I WILL NEVER MOVE AGAIN.
I said these words to anyone who would listen to me when I was moving into my Abbey. I have heard them spoken many times since then as new neighbors have come in our community. Words spoken slowly with emphasis, spoken with heartfelt fervor, spoken with firm revolve.
This is it. I (we) will never move again.
I heard the words twice this week. Once from a new neighbor, Bill, who with his wife, is now “99% settled” into the Portico they closed on a couple of weeks ago. And again this morning from Jan, who with her husband, moved into a new Promenade this past weekend. Yes, that’s right.
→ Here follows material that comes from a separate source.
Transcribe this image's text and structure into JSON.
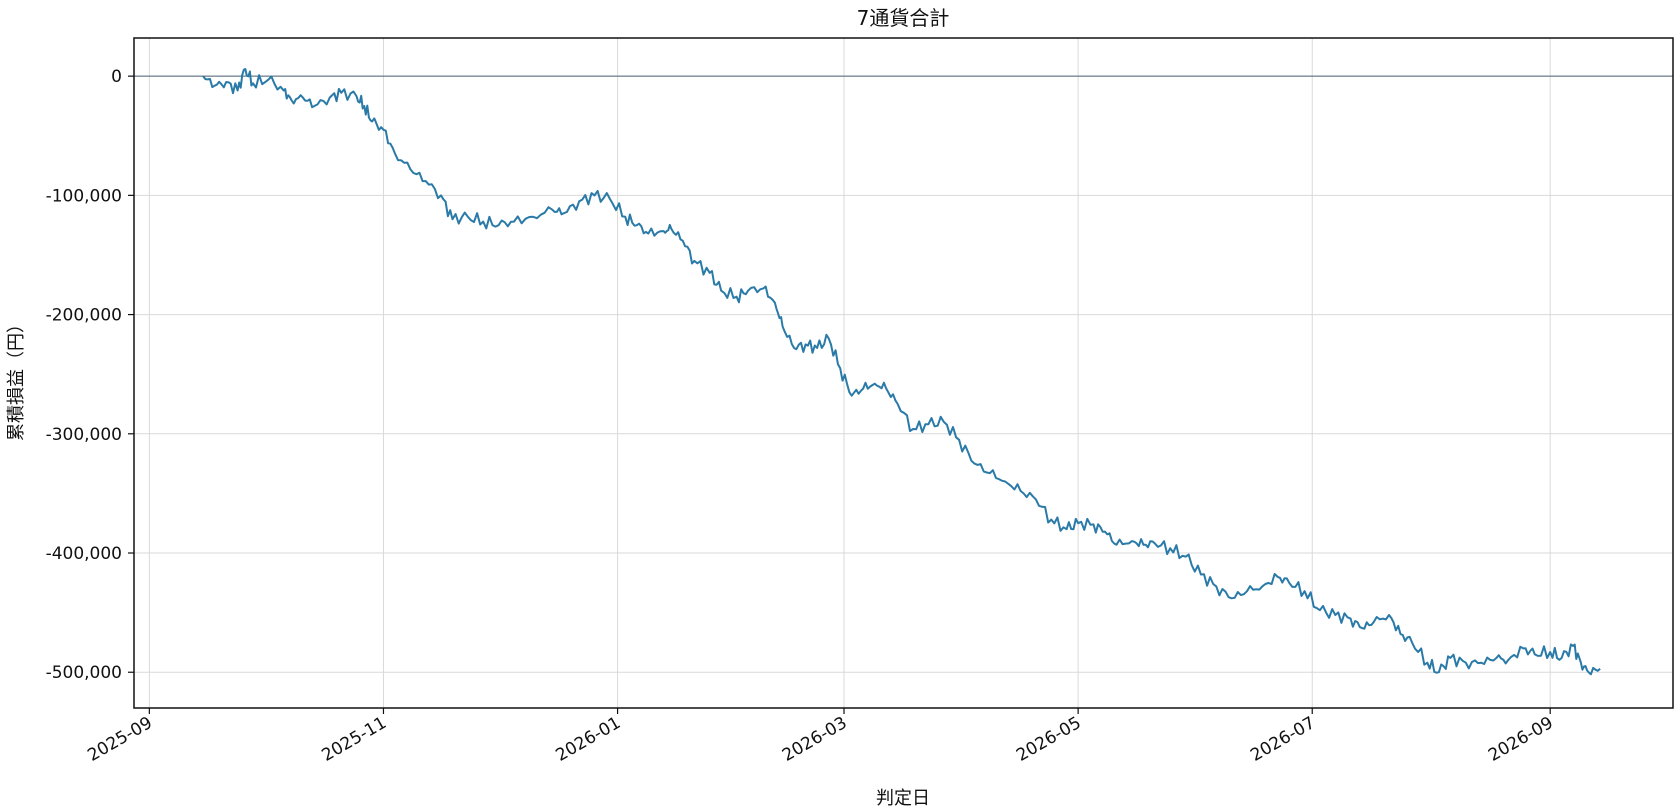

The days that tied the record for the hottest weekend this late in the summer.
There is something about moving at our age. It isn’t just the backbreaking physical labor. It’s the total physical and mental exhaustion that leaves you whimpering for relief. It’s having your current home totally discombobulated while your new one has yet to take shape. It’s not knowing where your toothbrush is and, even if you did, being too tired to use it. It’s not showering for two days and not caring.
There are so many loose ends and crucial details to keep track of that your brain first goes on overload, then shuts down. I had so many lists that I needed a master list of all the lists. I am normally an organized, detail-oriented person, but you wouldn’t have known it during my move.
But an hour into the move, Jan told me her system was already breaking down.
We perfectionists have a particularly rough time with moving. I had to lower my standards several times. Finally, I decided it was a success if everything arrived at the new home and was under roof. When none of my, shall we say “mature,” friends pulled up lame during the process, I was happy and grateful.
I don’t have children, but I suspect that moving might be like childbirth. It is excruciating while you are going through it. But once the pain has passed, you are very happy you did it.